By Enyichukwu Enemanna
Civil Society Legislative Advocacy Centre (CISLAC) has rejected the proposed one-off retirement package for federal civil servants above 50 years of age made by the state governors under the aegis of the Nigeria Governors Forum (NGF).
While describing the proposal as unrealistic and lopsided, CISLAC also called on President Muhammadu Buhari to take drastic steps to reduce the growing cost of governance in the country.
CISLAC’s Executive Director, Auwal Rafsanjani in a statement issued on Sunday, said the measure is a deceitful approach that may increase the existing socio-economic burden, suffering and inequalities among the Nigerian masses.
“While such proposal was tendered in view of reducing overbearing cost of governance that has hitherto rendered Nigeria financially incapacitated to adequately finance the ailing critical sector of the economy, they cannot conceal the fact that it mirrors lop-sidedness, insincerity and lack of readiness by all levels of government to holistically address the contending issues backpedalling country’s socio-economic development,” he said.

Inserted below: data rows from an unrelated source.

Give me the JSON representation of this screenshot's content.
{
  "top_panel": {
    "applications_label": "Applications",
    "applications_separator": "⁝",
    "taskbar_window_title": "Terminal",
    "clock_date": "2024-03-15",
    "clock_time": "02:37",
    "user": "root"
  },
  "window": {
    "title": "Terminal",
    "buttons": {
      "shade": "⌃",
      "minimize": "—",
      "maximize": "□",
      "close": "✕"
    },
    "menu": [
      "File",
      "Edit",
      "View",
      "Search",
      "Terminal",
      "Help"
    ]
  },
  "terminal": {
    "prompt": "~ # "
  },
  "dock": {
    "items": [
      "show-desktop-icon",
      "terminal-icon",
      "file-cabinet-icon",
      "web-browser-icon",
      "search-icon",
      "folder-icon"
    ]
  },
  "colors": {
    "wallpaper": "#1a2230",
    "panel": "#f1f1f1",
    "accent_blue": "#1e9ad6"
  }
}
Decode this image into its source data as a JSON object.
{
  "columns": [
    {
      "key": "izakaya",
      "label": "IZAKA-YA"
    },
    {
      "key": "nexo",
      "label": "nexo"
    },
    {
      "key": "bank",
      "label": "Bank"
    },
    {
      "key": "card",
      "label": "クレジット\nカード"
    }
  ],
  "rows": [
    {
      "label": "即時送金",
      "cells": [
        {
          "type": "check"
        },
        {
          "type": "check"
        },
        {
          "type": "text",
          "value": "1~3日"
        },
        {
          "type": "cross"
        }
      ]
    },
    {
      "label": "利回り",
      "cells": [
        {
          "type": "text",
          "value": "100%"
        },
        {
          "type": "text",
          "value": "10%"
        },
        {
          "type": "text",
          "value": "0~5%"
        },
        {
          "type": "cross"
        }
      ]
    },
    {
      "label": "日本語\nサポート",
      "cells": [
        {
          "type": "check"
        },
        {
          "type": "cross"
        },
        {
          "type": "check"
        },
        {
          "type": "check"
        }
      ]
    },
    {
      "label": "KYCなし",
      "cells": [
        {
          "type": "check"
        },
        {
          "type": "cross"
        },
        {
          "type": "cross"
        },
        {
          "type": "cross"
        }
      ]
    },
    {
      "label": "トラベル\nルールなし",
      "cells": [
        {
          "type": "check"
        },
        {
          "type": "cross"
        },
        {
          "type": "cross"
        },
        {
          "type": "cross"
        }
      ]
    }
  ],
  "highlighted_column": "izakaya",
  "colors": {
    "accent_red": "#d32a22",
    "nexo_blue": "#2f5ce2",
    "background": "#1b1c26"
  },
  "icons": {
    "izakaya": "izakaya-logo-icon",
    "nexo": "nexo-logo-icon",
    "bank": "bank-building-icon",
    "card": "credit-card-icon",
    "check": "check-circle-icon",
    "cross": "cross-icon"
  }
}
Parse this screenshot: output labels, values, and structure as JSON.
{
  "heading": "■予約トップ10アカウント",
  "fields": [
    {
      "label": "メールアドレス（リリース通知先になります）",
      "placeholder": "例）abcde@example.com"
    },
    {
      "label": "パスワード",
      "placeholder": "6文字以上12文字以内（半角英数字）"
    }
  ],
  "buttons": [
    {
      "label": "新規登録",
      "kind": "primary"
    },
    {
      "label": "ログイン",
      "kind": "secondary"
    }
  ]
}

He drew the attention of all levels of government to various neglected issues that aggravate high cost of governance and socio-economic inequalities in Nigeria like the systemic mismanagement of nation’s treasury and institutionalised spending of whopping sums on irrelevant activities that continued unabated at national and sub-national levels.
According to him, this includes poor transparency and accountability, paving way for the inherent incompetence and abuse of public funds amounting to trillions of naira by successive administrations at all levels.
“We call on President Muhammad Buhari to take appreciable and drastic step to reduce the growing cost of governance in the country through targeted efforts to addressing institutionalized mismanagement, systemic embezzlement, inflated budget, procurement corruption, revenue loopholes, among others, to allow adequate resource allocation to finance critical sector and eradicate poverty at all levels.
“We also call on the Governments to institutionalise sustainable measures to block existing revenue leakages including those deliberately supported for more transparency, accountability and efficient management of resources,” CISLAC added.
The Human Rights Activist further demanded prompt removal of what he called the needless subsidies on petroleum, to enable adequate financing for critical sectors, boost job creation, infrastructural development and poverty eradication in Nigeria.
“We recall that some non-existent projects worth N4 billion was reportedly discovered in the 2020 budget proposal of the National Inland Waterways Agency (NIWA); Niger Delta Development Commission (NDDC) allegedly spent over N65 billion for the silting and clearing of water hyacinth against the 2.5 billion budgeted for the activity; the over-priced budget-line attributed to the Federal Road Safety Corps (FRSC)’s budget proposal with the code ERGP10140070, named “purchase of one 500KVA soundproof generator for Lagos office”, and priced at N26,930,992. This menace is not uncommon among other Ministries, Departments and Agencies as well as the State Governments, where billions of naira are appropriated to non-existent and over-priced projects annually,” the statement added.